Siamo tutti Popolari?

LO SCENARIO POLITICO di Giorgio Merlo

Credo che adesso noi cattolici popolari e cattolici sociali possiamo sentirci realmente soddisfatti.
E questo per una ragione persin troppo semplice da spiegare. E cioè, ormai non passa mese che
non nasca una associazione o un gruppo o una corrente Popolare all’interno di singoli partiti.
Bene, anzi direi benissimo. Perchè questo conferma che non solo il popolarismo di ispirazione
cristiana, il cattolicesimo sociale e popolare, la cultura e lo stesso pensiero popolare conservano
una straordinaria attualità e modernità nell’attuale contesto politico italiano. Ma, ed è certamente
questo l’aspetto più importante, la cultura e il pensiero cattolico popolare e cattolico sociale sono
destinati ad incidere e a condizionare pesantemente lo stesso progetto politico del partito di
appartenenza.

E sin qui tutto bene. Anzi, come dicevo poc’anzi, benissimo. C’è solo un aspetto che non torna. O
meglio, che non ci è così chiaro. E che, al contempo, genera un dubbio. Ovvero, ma tutti questi
gruppi Popolari che nascono qua e là nei vari partiti sono realmente espressione della cultura,
della tradizione e del pensiero del cattolicesimo popolare e sociale del nostro paese? Ci
permettiamo di avanzare questo piccolo particolare non per frenare l’impeto Popolare che sale
con sempre maggior forza dalla periferia italiana ma, soprattutto, per evitare che nascano
equivoci o tentativi di impadronirsi di una cultura e di un pensiero quando si è mai fatto parte nè
di quella cultura e nè di quella tradizione. Con questo non vogliamo affatto dire – lungi da noi
questa accusa – che esiste un monopolio esclusivo e totalizzante da parte di chicchessia del
patrimonio storico del popolarismo di ispirazione cristiana. Chiunque, come ovvio e scontato, può
essere espressione di questa storica e nobile cultura. Ma è altrettanto indubbio che se non
vogliamo ridicolizzare, e anche umiliare, questa cultura politica non possiamo sostenere
allegramente che adesso “sono tutti Popolari”.

Perchè delle due l’una.
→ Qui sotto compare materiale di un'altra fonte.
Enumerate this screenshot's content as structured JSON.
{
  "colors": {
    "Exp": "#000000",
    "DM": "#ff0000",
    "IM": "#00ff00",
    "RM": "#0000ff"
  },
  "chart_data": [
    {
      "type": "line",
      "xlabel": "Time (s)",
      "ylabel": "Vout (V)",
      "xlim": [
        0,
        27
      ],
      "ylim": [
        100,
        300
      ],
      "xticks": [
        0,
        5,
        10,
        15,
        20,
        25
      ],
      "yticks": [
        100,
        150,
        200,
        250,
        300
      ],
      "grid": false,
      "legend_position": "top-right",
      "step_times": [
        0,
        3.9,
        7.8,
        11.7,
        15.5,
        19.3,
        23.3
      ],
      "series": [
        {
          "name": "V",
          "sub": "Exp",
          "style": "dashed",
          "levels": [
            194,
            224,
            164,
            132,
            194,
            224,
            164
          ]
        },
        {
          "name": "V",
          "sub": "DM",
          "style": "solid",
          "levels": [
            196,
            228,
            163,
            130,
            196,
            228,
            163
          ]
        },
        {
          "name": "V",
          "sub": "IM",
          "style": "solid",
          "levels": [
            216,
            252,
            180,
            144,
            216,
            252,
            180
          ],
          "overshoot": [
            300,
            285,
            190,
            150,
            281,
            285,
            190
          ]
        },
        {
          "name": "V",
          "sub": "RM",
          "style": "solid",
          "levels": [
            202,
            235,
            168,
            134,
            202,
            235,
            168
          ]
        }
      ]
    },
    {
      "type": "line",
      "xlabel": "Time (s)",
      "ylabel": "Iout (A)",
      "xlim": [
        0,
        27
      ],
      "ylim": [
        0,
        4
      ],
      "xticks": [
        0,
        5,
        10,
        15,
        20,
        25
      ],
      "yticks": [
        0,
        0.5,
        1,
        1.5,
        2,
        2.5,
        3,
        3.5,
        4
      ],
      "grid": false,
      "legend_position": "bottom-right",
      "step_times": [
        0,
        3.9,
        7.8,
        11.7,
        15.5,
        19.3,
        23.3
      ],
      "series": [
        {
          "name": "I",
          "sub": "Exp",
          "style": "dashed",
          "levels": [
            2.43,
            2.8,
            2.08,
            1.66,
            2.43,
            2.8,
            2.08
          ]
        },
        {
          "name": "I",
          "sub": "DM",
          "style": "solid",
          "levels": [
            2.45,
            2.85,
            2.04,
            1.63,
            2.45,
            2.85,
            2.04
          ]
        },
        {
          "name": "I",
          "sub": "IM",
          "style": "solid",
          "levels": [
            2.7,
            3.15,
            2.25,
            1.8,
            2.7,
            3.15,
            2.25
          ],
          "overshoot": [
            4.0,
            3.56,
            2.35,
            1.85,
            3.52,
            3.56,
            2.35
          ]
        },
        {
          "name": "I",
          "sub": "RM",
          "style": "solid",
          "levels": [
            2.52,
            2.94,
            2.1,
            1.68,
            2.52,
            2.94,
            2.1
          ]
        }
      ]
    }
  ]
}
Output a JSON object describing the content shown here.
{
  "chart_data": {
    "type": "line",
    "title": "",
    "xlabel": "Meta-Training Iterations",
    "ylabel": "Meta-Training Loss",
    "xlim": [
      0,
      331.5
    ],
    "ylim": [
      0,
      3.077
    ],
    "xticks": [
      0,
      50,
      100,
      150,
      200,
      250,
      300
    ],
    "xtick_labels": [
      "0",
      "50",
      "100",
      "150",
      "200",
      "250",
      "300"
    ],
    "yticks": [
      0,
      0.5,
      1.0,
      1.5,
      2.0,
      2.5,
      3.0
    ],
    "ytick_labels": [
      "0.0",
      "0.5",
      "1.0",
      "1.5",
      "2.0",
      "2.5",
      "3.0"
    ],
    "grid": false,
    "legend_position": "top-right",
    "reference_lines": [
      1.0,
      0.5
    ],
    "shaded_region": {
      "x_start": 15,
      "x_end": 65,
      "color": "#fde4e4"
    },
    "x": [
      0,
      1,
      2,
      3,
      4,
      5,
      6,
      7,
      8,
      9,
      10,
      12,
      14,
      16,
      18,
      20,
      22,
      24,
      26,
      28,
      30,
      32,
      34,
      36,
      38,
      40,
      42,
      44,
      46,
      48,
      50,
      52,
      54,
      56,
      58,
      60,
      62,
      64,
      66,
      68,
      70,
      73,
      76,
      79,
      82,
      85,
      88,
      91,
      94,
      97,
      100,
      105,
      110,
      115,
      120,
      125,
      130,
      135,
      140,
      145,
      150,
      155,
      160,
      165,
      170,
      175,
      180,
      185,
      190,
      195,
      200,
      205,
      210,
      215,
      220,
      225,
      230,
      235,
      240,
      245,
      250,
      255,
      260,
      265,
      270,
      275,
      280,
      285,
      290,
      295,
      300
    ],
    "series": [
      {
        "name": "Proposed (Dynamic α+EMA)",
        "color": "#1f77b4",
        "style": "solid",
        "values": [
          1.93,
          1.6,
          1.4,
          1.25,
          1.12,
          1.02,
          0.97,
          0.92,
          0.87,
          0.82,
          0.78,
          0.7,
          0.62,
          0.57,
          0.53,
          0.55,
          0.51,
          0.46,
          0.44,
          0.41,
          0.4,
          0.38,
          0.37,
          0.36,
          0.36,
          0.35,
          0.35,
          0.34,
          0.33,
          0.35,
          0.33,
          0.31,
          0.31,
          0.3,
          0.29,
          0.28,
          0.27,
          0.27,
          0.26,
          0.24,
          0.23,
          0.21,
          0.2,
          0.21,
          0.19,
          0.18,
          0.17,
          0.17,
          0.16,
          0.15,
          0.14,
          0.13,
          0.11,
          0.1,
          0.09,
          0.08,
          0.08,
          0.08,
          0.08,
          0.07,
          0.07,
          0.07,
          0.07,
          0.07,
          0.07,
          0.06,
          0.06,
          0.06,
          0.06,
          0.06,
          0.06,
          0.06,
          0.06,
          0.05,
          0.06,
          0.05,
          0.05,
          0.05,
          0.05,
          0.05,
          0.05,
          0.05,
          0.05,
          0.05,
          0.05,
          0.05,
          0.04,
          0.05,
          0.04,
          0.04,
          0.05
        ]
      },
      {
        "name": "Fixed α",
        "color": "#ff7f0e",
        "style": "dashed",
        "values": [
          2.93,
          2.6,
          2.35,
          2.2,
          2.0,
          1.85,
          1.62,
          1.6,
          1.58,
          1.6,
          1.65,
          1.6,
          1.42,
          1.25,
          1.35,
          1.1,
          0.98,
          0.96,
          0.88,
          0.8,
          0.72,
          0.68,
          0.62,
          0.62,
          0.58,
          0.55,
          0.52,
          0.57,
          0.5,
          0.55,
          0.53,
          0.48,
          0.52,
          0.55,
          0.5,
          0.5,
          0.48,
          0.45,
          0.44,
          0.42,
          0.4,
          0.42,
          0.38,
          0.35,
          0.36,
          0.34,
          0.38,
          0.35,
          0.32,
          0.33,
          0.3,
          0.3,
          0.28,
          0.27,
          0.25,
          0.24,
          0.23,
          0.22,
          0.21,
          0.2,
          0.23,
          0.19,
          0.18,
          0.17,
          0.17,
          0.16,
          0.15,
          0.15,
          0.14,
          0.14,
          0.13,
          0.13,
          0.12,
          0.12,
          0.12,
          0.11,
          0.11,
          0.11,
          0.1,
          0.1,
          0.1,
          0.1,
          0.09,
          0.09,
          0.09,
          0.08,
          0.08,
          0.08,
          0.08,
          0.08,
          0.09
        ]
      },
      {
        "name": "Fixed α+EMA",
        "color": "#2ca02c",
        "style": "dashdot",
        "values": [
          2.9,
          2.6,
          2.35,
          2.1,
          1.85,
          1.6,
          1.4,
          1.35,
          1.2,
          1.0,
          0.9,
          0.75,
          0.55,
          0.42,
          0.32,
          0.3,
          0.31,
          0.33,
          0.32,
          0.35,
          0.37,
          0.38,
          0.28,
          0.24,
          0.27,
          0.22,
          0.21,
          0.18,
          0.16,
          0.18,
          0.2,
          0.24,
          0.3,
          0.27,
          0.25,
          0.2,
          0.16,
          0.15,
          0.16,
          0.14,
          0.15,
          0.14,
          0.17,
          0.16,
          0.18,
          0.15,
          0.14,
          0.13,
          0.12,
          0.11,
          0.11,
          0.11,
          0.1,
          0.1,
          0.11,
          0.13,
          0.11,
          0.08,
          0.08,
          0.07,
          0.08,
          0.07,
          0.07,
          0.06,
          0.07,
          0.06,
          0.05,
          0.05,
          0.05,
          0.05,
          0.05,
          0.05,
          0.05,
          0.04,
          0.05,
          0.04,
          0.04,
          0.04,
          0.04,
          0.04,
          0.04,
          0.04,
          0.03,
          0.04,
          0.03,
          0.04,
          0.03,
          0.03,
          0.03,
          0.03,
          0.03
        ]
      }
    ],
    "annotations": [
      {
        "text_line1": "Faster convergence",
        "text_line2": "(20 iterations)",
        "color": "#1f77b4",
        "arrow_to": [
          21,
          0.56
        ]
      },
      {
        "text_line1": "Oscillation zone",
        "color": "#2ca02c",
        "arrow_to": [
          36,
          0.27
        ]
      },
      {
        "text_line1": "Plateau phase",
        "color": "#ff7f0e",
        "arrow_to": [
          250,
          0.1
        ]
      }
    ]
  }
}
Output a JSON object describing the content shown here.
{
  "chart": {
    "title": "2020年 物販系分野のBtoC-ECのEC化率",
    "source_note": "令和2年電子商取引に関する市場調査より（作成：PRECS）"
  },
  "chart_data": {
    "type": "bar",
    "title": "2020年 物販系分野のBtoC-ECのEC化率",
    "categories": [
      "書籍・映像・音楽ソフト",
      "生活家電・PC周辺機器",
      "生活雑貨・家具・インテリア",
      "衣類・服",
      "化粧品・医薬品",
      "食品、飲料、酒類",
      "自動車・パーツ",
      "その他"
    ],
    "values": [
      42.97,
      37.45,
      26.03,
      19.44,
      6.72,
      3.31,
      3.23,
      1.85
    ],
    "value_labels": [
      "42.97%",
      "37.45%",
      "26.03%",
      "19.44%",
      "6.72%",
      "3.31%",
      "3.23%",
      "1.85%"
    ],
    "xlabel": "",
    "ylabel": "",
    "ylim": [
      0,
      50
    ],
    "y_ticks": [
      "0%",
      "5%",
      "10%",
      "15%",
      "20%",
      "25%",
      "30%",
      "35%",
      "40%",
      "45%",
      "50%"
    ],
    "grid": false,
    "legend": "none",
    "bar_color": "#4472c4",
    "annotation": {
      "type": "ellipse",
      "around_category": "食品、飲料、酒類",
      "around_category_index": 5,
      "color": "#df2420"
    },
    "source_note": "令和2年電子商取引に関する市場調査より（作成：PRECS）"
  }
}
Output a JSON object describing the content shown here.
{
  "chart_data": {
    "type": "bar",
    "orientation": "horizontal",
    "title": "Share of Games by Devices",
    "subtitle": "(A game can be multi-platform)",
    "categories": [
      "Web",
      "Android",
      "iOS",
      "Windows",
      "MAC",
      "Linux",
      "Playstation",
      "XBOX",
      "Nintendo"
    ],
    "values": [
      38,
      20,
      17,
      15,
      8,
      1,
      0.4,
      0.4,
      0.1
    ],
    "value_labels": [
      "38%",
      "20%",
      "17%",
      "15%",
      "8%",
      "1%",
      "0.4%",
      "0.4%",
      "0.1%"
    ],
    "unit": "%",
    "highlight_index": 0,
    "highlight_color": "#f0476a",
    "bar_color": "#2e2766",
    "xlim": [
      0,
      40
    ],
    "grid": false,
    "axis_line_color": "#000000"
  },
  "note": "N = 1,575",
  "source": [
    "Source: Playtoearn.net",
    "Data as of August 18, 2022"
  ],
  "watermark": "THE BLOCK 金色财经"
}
O c’è realmente un grande fermento culturale e politico nell’area cattolica
italiana – seppur molto composita ed articolata – e allora ci sono realmente le condizioni per dar
vita finalmente ad un neo e rinnovato Partito Popolare Italiano oppure, e forse ci azzecco, si tratta
di una banale e semplice strumentalizzazione di una cultura da parte di singoli esponenti per
centrare obiettivi politici del tutto personali.

Pongo questo dilemma per una ragione altrettanto semplice. E cioè, se si vuole continuare a dare
lustro, sostanza, prestigio, credibilità e soprattutto coerenza alla cultura politica del popolarismo
di ispirazione non possiamo e non dobbiamo improvvisarci Popolari. Perchè, come amava sempre
dire Sandro Fontana, non c’è cosa peggiore per sfregiare una cultura politica di sbandierare di
farne parte quando si è “indifferenti e sordi” rispetto ai suoi valori, ai suoi principi, alla sua storia e
alla sua tradizione. E, pur senza rivendicare alcuna e ridicola primogenitura, verrebbe quasi da
dire ‘lasciamo il popolarismo ai Popolari’. Per coerenza e non per potere o per calcolo.